Nun bin ich schon wieder am Wandern und schreite eine alte staubige Landstraße fürbass. Aber es dauert nur zehn Minuten, und es bietet sich mir ein seltenes, inter­essantes Naturschauspiel: die Lutter, die so friedlich durch die Wiesen rinnt, staut auf einmal ihr Wasser, schickt einen Arm in das schmale Mühlwehr, springt selbst zö­gernd zunächst einige Steinstufen abwärts und stürzt sich dann plötzlich brausend und schäumend über einen mächtigen Tuff­steinfelsen hinab in die tiefe Schlucht. – Dicht am Flussbett stehen ganz eng beiein­ander die beiden Spitzmühlen, jede mit einem großen Wasserrad, und neben dem Brausen der ungebändigten Naturkraft des Wasserfalls hörst du das Sausen der Räder in den Mühlen und das Rauschen des Was­sers, das der Mensch in seinen Dienst nahm.

Dicht vor mir liegt jetzt, eng ins Tal ge­bettet, Großbartloff, dem ich nun auf schmalem Pfade, am tiefausgewaschenen Flussbett entlang, zustrebe.

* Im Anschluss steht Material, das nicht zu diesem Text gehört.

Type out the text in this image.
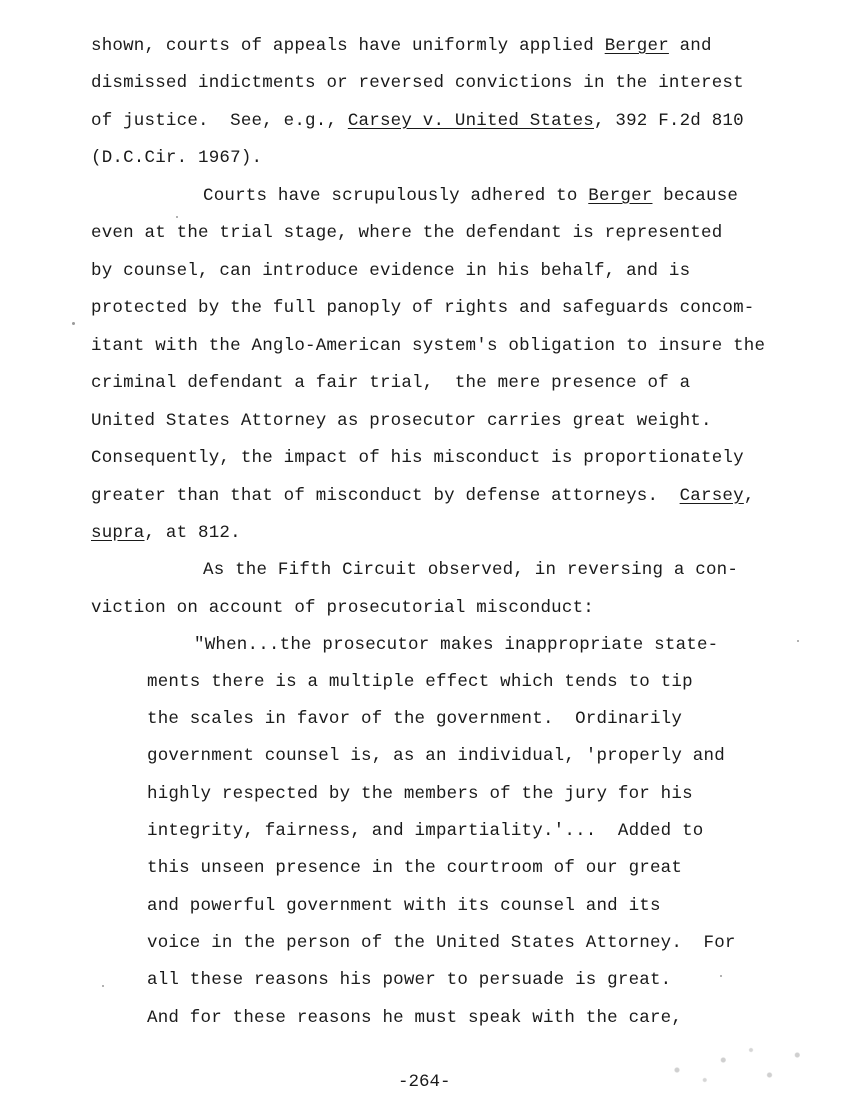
shown, courts of appeals have uniformly applied Berger and
dismissed indictments or reversed convictions in the interest
of justice.  See, e.g., Carsey v. United States, 392 F.2d 810
(D.C.Cir. 1967).
Courts have scrupulously adhered to Berger because
even at the trial stage, where the defendant is represented
by counsel, can introduce evidence in his behalf, and is
protected by the full panoply of rights and safeguards concom-
itant with the Anglo-American system's obligation to insure the
criminal defendant a fair trial,  the mere presence of a
United States Attorney as prosecutor carries great weight.
Consequently, the impact of his misconduct is proportionately
greater than that of misconduct by defense attorneys.  Carsey,
supra, at 812.
As the Fifth Circuit observed, in reversing a con-
viction on account of prosecutorial misconduct:
"When...the prosecutor makes inappropriate state-
ments there is a multiple effect which tends to tip
the scales in favor of the government.  Ordinarily
government counsel is, as an individual, 'properly and
highly respected by the members of the jury for his
integrity, fairness, and impartiality.'...  Added to
this unseen presence in the courtroom of our great
and powerful government with its counsel and its
voice in the person of the United States Attorney.  For
all these reasons his power to persuade is great.
And for these reasons he must speak with the care,
-264-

Von links kommt hurtig ein Wässerlein gesprungen, das nimmt die Lutter als kleinen Helfer noch mit; denn im Dorfe sind drei Mühl­räder, groß und schwer, da gibt es saure Arbeit. – Ich lasse das Wasser fließen – es findet seinen Weg — folge nun der brei­ten Dorfstraße, suche und treffe in einem alten Bauernhause meinen Schulfreund Ru­dolf Hahn, dessen Eltern mich gastlich auf­nehmen.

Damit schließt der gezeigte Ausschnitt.